Jill Biden während des Wahlkampfes: Eine Frohnatur und die Retterin Joe Bidens. Bild: AP

Für den künftigen Präsidenten war Jill Biden einst die Rettung. Die Lehrerin aus Philadelphia brachte nach Schicksalsschlägen wieder Stabilität in Joe Bidens Familie. Ihre Rolle als neue First Lady wird zentral sein. Ein Porträt.

          2 Min.

          Bei dem ganzen Lärm in Washington ist es kaum einem so richtig aufgefallen. Doch das Land hatte vier Jahre keine echte First Lady. Das hatte viel mit Donald Trump zu tun, der auch kein präsidentieller Präsident war. Aber doch auch mit Melania, die stets mit ihrer Rolle fremdelte. Bei allen Fragen, die mit der künftigen Präsidentschaft Joe Bidens verbunden sind – Jill Biden ist diejenige, welche die geringsten Schwierigkeiten haben wird, ihr künftiges Amt auszufüllen. Und das liegt nicht nur daran, dass sie schon acht Jahre lang die Second Lady war.

          Majid Sattar

          Politischer Korrespondent für Nordamerika mit Sitz in Washington.

          Es mag kitschig klingen, aber für Joe Biden war Jill die Rettung. Die junge Englischlehrerin, die als Tochter eines Sparkassendirektors in einem Vorort Philadelphias aufgewachsen war, lernte den Witwer bei einem Blind Date kennen. Vermittelt hatte es Bidens Bruder. Er wollte dem jungen Senator aus Delaware und alleinerziehenden Vater zweier Jungs einige Jahre nach dem Unfalltod seiner ersten Frau und seiner Tochter helfen, sich wieder auf eine Partnerschaft einzulassen. Jill, die sich zuvor schon von ihrem ersten Mann getrennt hatte, wurde Joes „Philly-Girl“ und brachte Stabilität in die Familie. Anfang der achtziger Jahre wurde Tochter Ashley geboren. Jill kehrte an die Universität zurück, erwarb einen Abschluss in Erziehungswissenschaft und arbeitete als Dozentin.

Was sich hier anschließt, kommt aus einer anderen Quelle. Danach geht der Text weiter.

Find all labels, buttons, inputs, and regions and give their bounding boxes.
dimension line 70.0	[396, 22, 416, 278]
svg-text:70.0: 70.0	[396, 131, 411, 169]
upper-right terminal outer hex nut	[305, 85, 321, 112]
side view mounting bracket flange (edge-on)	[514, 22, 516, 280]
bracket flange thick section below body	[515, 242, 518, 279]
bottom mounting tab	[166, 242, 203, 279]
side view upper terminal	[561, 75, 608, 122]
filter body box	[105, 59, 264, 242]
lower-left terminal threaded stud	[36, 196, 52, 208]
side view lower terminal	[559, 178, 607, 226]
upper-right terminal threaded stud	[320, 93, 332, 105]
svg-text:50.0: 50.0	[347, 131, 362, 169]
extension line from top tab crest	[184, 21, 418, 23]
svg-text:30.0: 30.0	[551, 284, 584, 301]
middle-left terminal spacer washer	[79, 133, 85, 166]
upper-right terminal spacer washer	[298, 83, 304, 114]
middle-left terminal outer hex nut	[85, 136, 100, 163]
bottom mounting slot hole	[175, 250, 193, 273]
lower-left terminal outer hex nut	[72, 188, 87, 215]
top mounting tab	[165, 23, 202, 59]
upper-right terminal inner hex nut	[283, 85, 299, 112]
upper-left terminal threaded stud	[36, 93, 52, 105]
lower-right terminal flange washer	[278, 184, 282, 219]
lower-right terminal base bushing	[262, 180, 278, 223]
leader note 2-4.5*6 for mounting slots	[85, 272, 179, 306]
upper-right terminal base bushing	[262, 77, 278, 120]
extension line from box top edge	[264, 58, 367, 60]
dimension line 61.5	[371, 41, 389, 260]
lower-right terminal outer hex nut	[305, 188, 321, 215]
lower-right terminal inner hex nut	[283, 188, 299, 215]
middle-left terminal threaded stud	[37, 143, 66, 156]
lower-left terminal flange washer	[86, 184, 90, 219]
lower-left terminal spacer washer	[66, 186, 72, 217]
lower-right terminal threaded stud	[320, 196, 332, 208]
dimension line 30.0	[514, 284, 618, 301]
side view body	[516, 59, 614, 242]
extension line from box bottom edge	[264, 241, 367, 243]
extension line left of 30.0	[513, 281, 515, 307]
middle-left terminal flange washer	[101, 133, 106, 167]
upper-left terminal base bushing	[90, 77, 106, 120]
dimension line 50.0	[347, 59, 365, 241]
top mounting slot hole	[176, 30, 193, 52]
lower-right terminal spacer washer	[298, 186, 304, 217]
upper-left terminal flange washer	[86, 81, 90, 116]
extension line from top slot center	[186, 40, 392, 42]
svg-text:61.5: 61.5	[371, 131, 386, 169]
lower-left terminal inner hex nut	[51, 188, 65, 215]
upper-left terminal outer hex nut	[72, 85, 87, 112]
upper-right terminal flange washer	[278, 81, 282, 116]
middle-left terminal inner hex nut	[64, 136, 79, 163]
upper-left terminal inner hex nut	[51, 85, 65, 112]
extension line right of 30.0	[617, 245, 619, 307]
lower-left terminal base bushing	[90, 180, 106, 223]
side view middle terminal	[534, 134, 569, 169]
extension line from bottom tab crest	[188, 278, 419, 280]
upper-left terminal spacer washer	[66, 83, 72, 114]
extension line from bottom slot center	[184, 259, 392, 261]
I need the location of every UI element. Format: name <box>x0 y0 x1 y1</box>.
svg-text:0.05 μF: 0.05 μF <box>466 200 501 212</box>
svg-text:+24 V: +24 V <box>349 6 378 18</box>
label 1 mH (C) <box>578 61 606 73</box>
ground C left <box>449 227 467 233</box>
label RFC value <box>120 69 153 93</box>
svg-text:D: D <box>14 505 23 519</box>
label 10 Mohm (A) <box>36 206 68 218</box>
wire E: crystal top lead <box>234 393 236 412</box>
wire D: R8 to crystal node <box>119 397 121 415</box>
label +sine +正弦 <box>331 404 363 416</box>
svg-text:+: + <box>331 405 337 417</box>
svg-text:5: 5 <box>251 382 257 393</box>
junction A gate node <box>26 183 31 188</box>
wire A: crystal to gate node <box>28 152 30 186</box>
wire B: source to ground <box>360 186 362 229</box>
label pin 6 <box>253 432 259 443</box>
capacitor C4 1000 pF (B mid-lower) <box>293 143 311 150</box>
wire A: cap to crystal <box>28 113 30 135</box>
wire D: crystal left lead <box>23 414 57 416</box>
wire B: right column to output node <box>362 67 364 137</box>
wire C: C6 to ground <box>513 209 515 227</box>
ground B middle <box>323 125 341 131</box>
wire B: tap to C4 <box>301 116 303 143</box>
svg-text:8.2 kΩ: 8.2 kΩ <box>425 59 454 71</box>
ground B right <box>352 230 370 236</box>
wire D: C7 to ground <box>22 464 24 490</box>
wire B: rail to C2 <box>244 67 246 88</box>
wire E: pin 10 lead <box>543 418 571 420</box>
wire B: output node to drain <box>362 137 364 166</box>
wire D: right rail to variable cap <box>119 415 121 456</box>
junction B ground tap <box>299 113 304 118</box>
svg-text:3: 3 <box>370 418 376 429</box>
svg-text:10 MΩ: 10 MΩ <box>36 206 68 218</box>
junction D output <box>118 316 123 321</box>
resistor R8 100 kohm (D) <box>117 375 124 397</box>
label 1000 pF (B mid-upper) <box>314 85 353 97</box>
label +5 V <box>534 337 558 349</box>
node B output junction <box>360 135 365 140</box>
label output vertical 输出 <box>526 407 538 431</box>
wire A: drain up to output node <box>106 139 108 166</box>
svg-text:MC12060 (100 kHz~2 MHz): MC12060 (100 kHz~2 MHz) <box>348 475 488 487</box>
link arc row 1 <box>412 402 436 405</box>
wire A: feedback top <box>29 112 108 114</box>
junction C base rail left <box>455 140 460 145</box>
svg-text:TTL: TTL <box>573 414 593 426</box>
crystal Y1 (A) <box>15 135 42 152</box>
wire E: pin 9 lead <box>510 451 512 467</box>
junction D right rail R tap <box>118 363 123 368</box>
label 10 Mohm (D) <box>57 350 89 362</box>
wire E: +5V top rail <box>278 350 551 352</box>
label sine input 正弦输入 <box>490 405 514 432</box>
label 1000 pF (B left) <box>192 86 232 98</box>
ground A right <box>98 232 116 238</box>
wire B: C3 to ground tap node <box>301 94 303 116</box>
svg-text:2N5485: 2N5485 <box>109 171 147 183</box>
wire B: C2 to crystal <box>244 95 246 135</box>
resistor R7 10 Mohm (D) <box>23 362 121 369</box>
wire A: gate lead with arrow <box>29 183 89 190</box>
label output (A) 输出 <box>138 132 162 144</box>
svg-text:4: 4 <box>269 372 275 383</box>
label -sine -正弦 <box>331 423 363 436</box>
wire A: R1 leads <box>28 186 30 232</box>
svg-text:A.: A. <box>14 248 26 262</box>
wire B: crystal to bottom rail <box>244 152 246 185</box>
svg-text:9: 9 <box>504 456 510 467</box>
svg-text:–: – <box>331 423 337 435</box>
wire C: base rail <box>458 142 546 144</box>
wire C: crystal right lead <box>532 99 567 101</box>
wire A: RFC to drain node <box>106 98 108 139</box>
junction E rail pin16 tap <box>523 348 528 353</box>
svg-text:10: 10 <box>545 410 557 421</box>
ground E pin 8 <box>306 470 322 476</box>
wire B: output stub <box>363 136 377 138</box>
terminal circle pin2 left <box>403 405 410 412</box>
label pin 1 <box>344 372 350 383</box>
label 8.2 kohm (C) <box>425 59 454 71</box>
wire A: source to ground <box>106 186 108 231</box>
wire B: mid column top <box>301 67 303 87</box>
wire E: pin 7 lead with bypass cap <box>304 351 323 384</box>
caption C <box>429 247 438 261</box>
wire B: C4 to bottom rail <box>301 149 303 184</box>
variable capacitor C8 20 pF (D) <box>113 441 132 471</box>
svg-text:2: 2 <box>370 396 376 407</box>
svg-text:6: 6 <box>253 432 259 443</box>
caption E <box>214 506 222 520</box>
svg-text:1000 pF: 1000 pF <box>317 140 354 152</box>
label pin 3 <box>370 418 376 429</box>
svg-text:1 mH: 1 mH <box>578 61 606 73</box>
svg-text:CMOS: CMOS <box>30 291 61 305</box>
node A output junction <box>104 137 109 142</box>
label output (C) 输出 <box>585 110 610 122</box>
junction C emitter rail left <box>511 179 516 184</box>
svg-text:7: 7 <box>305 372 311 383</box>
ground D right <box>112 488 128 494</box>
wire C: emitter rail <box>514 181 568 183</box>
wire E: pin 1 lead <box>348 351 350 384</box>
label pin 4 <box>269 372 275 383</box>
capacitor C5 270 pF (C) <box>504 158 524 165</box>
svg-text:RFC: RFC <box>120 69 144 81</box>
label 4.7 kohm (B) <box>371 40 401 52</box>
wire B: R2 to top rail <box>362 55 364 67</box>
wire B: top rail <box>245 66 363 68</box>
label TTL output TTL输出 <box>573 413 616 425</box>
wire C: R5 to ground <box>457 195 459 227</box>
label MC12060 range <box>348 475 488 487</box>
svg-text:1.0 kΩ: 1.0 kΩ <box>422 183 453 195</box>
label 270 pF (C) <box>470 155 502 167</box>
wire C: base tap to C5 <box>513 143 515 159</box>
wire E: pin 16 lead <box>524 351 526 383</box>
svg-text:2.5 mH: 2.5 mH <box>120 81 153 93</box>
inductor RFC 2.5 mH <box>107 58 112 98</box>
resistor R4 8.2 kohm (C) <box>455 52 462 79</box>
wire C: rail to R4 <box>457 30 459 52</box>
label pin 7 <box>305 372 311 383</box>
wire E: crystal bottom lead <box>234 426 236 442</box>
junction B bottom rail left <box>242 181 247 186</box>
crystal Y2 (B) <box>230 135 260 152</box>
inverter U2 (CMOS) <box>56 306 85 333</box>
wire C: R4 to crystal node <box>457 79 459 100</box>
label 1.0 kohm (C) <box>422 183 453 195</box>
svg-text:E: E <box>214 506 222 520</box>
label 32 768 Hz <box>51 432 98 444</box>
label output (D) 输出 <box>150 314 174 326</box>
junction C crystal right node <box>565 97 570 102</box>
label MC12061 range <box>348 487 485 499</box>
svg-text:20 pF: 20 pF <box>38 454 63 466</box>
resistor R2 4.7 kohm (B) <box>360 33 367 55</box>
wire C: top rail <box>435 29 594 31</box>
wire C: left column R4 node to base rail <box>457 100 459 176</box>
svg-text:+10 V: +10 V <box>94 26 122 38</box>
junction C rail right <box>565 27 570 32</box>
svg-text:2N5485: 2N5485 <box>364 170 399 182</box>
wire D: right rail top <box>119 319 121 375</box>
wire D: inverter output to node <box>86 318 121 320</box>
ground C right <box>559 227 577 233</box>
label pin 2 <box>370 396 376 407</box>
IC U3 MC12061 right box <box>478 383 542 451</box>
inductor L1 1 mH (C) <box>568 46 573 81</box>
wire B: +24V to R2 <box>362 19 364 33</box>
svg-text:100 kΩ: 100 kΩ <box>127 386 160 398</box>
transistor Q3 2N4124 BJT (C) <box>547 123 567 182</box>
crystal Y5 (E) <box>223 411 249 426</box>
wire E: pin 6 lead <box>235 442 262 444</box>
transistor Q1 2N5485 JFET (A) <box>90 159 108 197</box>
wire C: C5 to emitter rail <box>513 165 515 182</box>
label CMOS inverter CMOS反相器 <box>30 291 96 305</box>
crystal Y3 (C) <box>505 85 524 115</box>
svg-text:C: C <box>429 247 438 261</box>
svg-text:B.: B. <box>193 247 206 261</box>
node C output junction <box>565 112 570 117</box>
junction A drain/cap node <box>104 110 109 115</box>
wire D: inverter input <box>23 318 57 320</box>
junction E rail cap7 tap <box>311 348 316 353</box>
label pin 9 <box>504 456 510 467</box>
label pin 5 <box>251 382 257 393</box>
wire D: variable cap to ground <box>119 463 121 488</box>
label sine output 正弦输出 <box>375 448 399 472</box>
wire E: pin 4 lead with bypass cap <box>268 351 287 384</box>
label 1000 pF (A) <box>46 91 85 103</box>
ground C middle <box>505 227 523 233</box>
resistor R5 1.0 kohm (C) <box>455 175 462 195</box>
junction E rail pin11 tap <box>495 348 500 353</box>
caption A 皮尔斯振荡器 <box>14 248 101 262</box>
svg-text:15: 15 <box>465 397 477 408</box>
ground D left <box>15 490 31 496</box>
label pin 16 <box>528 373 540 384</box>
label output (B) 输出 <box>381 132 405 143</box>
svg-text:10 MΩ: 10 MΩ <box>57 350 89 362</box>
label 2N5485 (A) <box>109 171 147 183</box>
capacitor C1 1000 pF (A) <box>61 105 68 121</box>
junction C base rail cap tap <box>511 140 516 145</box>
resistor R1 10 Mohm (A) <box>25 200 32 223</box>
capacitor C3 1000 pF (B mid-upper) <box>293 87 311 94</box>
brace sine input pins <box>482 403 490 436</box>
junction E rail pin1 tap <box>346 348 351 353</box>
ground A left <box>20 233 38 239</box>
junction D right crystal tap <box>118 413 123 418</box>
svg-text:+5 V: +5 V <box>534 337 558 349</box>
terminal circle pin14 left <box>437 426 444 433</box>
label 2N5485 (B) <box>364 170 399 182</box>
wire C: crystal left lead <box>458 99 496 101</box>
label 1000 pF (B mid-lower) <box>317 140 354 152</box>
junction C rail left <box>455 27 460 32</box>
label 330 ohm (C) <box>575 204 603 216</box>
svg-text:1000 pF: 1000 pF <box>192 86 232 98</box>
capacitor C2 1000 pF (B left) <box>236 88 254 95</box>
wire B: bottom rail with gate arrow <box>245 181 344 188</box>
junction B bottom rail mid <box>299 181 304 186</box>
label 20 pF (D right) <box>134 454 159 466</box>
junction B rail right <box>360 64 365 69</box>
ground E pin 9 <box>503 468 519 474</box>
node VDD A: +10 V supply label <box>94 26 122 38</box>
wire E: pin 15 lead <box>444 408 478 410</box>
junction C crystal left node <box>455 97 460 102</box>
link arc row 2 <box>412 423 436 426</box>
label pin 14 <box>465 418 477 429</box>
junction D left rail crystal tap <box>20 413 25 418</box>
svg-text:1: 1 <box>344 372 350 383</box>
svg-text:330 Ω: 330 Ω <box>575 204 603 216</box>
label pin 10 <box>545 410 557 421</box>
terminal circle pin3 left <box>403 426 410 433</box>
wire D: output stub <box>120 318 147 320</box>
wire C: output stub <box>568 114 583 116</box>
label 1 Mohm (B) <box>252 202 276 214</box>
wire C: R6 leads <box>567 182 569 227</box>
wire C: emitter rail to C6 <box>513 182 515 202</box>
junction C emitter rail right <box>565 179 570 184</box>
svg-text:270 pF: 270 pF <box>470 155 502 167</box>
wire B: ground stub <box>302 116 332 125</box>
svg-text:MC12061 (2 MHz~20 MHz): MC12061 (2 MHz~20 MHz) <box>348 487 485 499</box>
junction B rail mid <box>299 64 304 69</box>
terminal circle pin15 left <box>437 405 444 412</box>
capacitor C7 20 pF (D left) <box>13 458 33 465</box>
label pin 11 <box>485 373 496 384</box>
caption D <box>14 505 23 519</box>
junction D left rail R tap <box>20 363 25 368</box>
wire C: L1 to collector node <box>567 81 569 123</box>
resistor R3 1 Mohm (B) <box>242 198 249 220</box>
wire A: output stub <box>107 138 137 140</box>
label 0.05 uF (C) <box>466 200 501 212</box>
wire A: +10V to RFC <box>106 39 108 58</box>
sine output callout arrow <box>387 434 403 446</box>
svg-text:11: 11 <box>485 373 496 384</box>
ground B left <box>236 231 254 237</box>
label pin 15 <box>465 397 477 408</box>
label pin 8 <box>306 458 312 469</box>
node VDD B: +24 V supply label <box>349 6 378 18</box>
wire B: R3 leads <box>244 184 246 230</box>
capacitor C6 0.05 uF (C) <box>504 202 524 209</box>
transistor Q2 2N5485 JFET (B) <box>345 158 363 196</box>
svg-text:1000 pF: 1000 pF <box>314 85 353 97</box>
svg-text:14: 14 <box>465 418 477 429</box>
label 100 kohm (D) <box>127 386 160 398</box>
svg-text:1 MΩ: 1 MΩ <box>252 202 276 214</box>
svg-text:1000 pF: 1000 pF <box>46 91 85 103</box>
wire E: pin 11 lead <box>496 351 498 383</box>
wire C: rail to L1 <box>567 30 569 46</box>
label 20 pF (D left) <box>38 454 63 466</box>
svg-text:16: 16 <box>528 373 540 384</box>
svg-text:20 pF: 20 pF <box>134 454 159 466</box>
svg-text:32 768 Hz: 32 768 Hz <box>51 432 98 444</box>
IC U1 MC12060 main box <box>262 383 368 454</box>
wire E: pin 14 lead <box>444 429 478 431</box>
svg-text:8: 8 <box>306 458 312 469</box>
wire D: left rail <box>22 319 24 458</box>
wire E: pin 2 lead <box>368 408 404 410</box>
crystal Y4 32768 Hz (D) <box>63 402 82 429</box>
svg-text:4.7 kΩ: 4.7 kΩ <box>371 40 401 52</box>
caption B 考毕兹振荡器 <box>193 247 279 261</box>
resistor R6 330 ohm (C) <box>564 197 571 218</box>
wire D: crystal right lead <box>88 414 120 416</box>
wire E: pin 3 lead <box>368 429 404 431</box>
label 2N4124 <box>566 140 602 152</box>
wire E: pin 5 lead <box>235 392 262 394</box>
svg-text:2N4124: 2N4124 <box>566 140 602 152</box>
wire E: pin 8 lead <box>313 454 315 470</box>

          Wer in Amerika mit einem ambitionierten Politiker verheiratet ist, hat keine Wahl: Er wird auch zur öffentlichen Person. Das Modell des Kanzlergatten Joachim Sauer wäre in Washington undenkbar. Der Frau des langjährigen Senators und späteren Vizepräsidenten fiel das nicht schwer: Sie fühlt sich wohl in der Öffentlichkeit und sucht – genauso wie ihr Mann – die Nähe zu Menschen. Eine gute Rednerin ist sie zudem. Schon bei den Vorwahlen der Demokraten trat sie stets als Headliner Bidens auf. Dass sie unerschrocken und zupackend ist, offenbarte die 69 Jahre alte Frau, als sie im Frühjahr nacheinander zwei Veganismus-Aktivistinnen von der Bühne verdrängte, die sich ihrem Mann nähern wollten. „Ich bin wahrscheinlich der einzige Präsidentschaftsbewerber, dessen Ehefrau gleichzeitig der Secret Service ist“, scherzte Joe hinterher.

          Jills Rolle im Weißen Haus wird zentral sein. Dabei geht es nicht darum, dass sie als First Lady politische Verantwortung für ein bestimmtes Thema anstrebt, wie einst Hillary Clinton. Doch wird sie ihren dann 78 Jahre alten Mann abschirmen und den Mitarbeitern im Oval Office bedeuten müssen, was dem Präsidenten zuzumuten und wann eine Pause angesagt ist. Das heißt, sie wird sich zuweilen zwischen den Stabschef des Weißen Hauses und den Präsidenten stellen und nein sagen müssen. Sie wird dies tun. Und sie wird dabei gewiss freundlich lächeln, so wie es ihre Art ist.